With the hilarious new play Oh, Mary, which opened Thursday at Off Broadway’s Lucille Lortel Theatre, Cole Escola establishes themself as a comedic genius who’s a worthy heir to earlier Queens of Camp like Charles Ludlum and Charles Busch. Escola, who uses they/them pronouns, both wrote the show and stars as Mary Todd Lincoln, the sort of plus-size heroine that Ludlum and Busch long favored.
In this cross between Drunk History and a well-crafted SNL sketch, she’s an overly dramatic alcoholic oblivious not only to the weighty demands on her husband but to the very fact that the nation is at war. (“With who?” she asks more than once and when told, “The south!” replies without hesitation, “Of what?”) Aside from digging up a hidden bottle of hooch, Mary’s chief concern is to return to the stage as a cabaret performer — a passion she once shared with her now-very-much-closeted husband. (“You always said you loved my madcap medlies!” she reminds him.)
It’s easy to sympathize with poor Abraham, brilliantly played with straight-man stoicism by Conrad Ricamora, who is distracted not only by the pressures of the Civil War but also by his longing for sexual release, principally with his decidedly male uniformed assistant (Tony Macht). After all, Escola’s Mary is an over-the-top mess whose boozy bellicosity would shame two dozen seasons of Real Housewives. Escola leaps into the role, modulating their raspy clarinet of a voice to get unexpected laughs, contorting their expressive face to punctuate a thought, and flouncing about the set (designed by the collective dots) in a billowy, aptly period-seeming crinoline-supported frock (designed by Holly Pierson).

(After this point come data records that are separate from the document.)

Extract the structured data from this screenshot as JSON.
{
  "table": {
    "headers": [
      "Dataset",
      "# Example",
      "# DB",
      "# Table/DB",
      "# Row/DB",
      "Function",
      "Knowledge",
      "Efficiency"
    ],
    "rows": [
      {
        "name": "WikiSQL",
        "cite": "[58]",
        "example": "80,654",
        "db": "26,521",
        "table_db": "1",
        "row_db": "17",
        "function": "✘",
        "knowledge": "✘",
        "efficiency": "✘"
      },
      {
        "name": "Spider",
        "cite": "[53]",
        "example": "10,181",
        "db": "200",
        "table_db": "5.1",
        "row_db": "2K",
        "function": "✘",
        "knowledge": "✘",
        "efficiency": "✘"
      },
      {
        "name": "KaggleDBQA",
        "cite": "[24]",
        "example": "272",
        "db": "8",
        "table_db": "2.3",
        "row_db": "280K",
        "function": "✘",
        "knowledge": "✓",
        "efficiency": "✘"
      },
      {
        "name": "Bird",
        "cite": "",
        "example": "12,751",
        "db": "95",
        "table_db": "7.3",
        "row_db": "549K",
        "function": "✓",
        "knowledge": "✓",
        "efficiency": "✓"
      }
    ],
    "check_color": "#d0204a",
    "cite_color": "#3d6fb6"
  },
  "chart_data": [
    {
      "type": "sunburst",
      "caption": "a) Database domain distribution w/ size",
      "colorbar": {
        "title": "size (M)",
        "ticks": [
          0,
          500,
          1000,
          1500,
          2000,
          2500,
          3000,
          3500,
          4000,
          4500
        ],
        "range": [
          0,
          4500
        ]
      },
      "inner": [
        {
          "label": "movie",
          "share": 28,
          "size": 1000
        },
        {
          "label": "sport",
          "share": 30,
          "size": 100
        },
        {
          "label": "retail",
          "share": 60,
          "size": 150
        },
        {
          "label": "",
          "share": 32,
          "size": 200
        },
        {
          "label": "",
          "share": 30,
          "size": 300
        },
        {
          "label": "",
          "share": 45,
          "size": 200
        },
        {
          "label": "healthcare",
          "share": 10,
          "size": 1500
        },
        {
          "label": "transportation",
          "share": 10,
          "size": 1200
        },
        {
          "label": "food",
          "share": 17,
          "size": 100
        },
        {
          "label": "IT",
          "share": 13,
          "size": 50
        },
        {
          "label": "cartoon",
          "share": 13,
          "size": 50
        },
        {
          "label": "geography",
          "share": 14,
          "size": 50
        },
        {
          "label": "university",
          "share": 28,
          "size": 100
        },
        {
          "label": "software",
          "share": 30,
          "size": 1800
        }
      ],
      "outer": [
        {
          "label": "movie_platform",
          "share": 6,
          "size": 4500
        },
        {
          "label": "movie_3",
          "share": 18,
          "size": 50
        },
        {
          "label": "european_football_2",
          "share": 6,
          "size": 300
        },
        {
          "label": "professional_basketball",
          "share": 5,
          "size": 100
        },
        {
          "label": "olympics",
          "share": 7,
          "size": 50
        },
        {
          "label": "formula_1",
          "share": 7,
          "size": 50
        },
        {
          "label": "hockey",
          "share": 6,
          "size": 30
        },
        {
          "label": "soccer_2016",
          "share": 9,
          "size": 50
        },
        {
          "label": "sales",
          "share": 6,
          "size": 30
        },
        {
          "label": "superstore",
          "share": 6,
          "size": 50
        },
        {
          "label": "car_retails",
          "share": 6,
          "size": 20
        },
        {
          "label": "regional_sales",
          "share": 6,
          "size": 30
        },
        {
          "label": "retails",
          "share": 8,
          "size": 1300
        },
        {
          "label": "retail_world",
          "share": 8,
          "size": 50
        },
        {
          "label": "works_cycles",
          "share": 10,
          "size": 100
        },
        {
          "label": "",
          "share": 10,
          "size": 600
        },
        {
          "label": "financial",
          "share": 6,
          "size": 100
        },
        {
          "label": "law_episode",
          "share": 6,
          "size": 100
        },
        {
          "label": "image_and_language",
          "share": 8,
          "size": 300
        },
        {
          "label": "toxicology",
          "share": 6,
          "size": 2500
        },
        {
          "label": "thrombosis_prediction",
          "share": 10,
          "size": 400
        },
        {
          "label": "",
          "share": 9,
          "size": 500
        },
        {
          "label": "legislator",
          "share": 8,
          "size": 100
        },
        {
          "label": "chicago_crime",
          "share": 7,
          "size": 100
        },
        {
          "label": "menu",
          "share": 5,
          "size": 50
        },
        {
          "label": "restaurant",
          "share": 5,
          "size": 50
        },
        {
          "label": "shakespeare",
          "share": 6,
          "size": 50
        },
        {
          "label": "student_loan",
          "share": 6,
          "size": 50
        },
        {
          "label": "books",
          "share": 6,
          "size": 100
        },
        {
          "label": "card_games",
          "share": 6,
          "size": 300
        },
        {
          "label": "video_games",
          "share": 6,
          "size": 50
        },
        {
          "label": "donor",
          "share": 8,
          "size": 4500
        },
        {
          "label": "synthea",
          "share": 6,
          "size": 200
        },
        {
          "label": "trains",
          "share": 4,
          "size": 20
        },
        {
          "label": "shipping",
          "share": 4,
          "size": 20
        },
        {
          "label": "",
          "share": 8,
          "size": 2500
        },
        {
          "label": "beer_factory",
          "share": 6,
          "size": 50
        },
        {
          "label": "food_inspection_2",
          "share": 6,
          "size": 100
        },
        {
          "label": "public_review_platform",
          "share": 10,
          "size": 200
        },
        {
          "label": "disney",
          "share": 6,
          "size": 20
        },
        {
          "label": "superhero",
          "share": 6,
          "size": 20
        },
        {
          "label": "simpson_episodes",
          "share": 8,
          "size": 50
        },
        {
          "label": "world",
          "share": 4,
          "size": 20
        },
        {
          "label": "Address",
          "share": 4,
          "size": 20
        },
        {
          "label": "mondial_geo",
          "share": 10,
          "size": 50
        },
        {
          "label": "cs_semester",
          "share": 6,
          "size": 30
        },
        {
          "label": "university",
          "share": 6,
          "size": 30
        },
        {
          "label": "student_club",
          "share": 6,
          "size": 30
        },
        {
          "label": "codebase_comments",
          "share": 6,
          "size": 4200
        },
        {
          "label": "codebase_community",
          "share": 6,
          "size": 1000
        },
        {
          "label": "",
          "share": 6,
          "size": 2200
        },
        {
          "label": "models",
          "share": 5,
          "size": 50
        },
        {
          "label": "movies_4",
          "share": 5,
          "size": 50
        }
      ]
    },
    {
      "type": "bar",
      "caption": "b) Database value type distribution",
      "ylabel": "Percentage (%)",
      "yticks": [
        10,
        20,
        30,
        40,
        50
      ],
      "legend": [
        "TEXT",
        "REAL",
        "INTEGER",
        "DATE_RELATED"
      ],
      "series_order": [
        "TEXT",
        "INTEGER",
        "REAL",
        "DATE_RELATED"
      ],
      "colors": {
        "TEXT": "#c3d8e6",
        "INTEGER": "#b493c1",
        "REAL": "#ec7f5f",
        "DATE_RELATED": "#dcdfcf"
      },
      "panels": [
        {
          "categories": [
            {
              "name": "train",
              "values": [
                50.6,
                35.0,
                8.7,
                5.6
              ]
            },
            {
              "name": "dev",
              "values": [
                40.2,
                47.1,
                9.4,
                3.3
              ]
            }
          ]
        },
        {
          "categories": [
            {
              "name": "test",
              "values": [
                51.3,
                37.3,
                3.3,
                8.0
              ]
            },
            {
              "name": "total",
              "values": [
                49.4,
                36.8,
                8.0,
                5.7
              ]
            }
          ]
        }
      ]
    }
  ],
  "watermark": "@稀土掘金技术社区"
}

The president tries multiple methods to control his wife, enlisting the help of a chaperone/companion named Louise (Bianca Leigh) whom Mary goes to great lengths to shrug off. Asked about Louise’s whereabouts after she succeeds in ditching her, Mary blurts out, “Why would I throw an entire woman down the stairs? Because it’s hilarious? That doesn’t make any sense…. It was an accident. It could have happened to anybody I wanted to get rid of.” It’s jokes like these that reveal how Escola has taken the camp sensibility of Ludlum and Busch while updating it with the absurdity and contemporary rhythms they honed on the alt-comedy circuit and in TV shows like Difficult People, Search Party and their lo-fi Logo series Jeffery & Cole Casserole.
To appease Mary’s cabaret obsession, Abe eventually agrees to hire an acting coach (You alum James Scully, looking irresistibly hunky) in hopes that the lessons will prove enough of a distraction. But Mary’s lust for fame proves indomitable. “I don’t need acting lessons,” she proclaims. “There’s no difference between theatre and cabaret. Theatre is just fewer feathers and flatter shoes.” And indeed, the entire show is building to an over-the-top antihistorical climax — and a medley-laden denouement that would be right at home at the Carlyle.
Under Sam Pinkleton’s clockwork-perfect direction, Oh, Mary delivers a solid 80 minutes of gut-busting laughs without overstaying its welcome. The best divas know when to milk a laugh, when to cede the spotlight to a supporting player, and when to get off the stage. Escola knows all this — and they clearly have learned these lessons from the best. In this master class of millennial mayhem, Escola slyly embraces multiple generations of queer comedy and storytelling. This is a serious work that knows how to play.